Nel periodo della dominazione inglese Hong Kong ha prosperato fino ad assumere le sembianze di una modernissima città i cui grattacieli, realizzati dai più prestigiosi architetti di tutto il mondo, svettano maestosi nello skyline.

Con il passaggio di Hong Kong alla Cina nel Paese non è avvenuta la drastica trasformazione che si temeva. I cinesi hanno intelligentemente continuato a mantenere Hong Kong accogliente ed ottimale per le attività economiche e finanziarie che hanno continuato a svolgersi come prima.

Quando il governo cinese ha assunto il controllo di Hong Kong ha deciso di fare una specie di “esperimento”, una sorta di banco di prova per testare le riforme economiche e finanziarie prima di introdurle in Cina accelerandone, così, l’apertura alla globalizzazione.

Oggi a Hong Kong è possibile fare investimenti senza alcun limite ed il paese ha anche visto un nuovo esperimento politico di primo piano: quello delle elezioni pubbliche, nonostante la limitazione determinata dal fatto che i candidati dovevano essere stati prima approvati dal governo centrale.

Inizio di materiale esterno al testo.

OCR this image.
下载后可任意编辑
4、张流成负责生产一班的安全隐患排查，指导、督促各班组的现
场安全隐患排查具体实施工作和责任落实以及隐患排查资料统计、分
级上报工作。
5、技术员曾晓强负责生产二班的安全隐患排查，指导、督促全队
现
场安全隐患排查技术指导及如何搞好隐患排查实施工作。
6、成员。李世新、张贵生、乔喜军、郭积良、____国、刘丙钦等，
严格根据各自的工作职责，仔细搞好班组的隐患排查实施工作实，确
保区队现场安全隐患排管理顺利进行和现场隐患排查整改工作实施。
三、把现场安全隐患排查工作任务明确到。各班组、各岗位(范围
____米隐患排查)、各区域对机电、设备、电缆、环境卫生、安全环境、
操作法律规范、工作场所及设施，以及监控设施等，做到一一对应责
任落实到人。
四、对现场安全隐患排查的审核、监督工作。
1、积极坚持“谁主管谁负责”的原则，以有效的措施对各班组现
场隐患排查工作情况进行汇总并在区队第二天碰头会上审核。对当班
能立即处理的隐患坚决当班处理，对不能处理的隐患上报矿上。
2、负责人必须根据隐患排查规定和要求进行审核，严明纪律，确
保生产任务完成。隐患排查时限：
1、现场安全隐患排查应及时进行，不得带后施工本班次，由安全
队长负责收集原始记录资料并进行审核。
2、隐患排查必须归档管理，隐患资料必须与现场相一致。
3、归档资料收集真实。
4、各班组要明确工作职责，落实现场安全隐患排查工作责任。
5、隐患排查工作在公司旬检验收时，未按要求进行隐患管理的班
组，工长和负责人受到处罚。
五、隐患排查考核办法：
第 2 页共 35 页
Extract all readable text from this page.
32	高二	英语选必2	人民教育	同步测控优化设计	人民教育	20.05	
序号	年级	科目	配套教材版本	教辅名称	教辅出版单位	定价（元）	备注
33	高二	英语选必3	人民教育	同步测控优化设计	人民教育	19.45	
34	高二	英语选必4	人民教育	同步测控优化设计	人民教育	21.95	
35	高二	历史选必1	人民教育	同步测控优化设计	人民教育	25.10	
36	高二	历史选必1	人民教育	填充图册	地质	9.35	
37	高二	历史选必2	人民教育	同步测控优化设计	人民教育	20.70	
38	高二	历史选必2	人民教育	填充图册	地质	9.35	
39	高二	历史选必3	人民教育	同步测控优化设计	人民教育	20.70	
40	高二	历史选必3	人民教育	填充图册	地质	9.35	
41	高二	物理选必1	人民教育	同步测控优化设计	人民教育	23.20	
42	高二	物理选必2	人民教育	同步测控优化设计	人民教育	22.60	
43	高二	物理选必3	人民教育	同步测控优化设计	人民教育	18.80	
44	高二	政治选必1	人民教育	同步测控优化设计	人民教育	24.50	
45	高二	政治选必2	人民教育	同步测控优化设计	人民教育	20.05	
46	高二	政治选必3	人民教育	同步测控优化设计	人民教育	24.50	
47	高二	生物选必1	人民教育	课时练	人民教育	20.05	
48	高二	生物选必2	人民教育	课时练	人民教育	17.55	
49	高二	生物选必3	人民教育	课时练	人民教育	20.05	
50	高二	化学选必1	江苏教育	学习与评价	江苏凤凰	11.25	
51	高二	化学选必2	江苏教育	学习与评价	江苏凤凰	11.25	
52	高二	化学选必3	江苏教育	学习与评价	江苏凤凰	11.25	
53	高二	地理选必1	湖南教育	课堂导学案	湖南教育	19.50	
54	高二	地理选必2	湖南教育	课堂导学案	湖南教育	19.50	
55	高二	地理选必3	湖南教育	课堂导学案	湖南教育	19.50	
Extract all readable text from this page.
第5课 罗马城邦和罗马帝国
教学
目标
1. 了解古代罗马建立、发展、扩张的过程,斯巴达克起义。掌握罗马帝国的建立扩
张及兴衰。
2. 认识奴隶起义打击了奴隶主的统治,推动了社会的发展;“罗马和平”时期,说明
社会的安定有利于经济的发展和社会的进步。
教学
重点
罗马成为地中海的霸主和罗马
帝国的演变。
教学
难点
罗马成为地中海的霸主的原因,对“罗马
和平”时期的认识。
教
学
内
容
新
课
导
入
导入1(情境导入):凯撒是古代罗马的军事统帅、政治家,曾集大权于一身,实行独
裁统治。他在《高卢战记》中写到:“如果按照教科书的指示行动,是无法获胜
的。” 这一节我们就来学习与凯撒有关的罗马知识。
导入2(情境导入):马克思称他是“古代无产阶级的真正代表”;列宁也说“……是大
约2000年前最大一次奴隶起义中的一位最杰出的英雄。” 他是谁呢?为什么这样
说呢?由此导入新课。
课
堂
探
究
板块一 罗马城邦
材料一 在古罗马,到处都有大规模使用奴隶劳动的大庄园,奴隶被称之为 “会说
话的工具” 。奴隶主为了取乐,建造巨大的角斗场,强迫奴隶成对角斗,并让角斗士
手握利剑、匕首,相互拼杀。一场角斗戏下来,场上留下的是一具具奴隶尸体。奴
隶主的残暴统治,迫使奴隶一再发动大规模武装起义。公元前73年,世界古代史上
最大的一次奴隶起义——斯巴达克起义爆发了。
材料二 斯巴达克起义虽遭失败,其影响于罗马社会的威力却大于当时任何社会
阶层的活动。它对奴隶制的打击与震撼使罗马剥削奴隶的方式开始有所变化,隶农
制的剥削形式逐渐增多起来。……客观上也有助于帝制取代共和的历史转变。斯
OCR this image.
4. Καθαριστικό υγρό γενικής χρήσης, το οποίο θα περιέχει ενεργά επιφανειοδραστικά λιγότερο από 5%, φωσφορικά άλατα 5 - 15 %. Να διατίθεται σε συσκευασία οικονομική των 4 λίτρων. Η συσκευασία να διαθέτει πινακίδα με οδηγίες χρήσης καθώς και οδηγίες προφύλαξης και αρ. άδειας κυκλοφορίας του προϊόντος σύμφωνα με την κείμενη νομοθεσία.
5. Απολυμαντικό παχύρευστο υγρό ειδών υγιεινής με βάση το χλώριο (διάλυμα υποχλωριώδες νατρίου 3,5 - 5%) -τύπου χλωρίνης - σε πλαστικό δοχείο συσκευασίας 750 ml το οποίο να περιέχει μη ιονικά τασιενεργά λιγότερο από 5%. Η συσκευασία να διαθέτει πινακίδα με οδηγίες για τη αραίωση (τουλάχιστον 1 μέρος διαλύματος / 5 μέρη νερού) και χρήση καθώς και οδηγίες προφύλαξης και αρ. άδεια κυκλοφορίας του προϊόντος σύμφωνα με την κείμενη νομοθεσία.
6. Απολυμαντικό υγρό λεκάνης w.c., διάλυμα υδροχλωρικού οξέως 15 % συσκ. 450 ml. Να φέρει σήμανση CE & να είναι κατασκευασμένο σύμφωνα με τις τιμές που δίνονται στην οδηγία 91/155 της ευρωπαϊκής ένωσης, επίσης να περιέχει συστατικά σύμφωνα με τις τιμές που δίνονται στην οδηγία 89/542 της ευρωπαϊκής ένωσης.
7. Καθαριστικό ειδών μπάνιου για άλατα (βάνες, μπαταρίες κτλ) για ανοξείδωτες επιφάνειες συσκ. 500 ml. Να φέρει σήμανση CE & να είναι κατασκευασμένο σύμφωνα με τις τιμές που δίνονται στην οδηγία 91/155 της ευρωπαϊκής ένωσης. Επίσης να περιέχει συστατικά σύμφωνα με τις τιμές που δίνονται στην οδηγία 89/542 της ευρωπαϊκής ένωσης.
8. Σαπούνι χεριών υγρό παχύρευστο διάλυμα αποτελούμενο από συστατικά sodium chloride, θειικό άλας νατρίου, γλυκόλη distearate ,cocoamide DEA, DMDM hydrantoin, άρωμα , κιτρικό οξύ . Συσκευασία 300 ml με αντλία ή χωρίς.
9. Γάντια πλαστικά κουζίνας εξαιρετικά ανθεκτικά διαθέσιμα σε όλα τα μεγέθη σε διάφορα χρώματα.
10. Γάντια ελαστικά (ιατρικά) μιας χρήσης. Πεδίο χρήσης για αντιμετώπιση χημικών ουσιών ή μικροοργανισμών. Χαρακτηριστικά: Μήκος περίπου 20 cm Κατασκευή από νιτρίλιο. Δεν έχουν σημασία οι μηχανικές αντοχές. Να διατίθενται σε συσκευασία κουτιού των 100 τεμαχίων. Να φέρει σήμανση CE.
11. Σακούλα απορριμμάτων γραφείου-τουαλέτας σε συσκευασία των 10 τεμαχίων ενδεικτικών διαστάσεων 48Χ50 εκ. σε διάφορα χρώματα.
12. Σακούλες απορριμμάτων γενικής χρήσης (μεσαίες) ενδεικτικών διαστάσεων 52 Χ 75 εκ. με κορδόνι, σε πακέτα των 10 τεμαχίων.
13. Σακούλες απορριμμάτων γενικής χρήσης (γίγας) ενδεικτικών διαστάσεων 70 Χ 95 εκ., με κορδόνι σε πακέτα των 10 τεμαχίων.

L’accesso ad Internet è garantito senza restrizioni, diversamente da quanto accade, come noto, in Cina.

Insomma Hong Kong è una sorta di “laboratorio” del governo cinese che, valutati i risultati, provvede poi alla conseguente applicazione delle norme in patria, a cominciare da Shangai che costituisce la principale città commerciale cinese, come peraltro dimostrato dalla grandiosa manifestazione dell’Expo 2010 che qui si è svolta.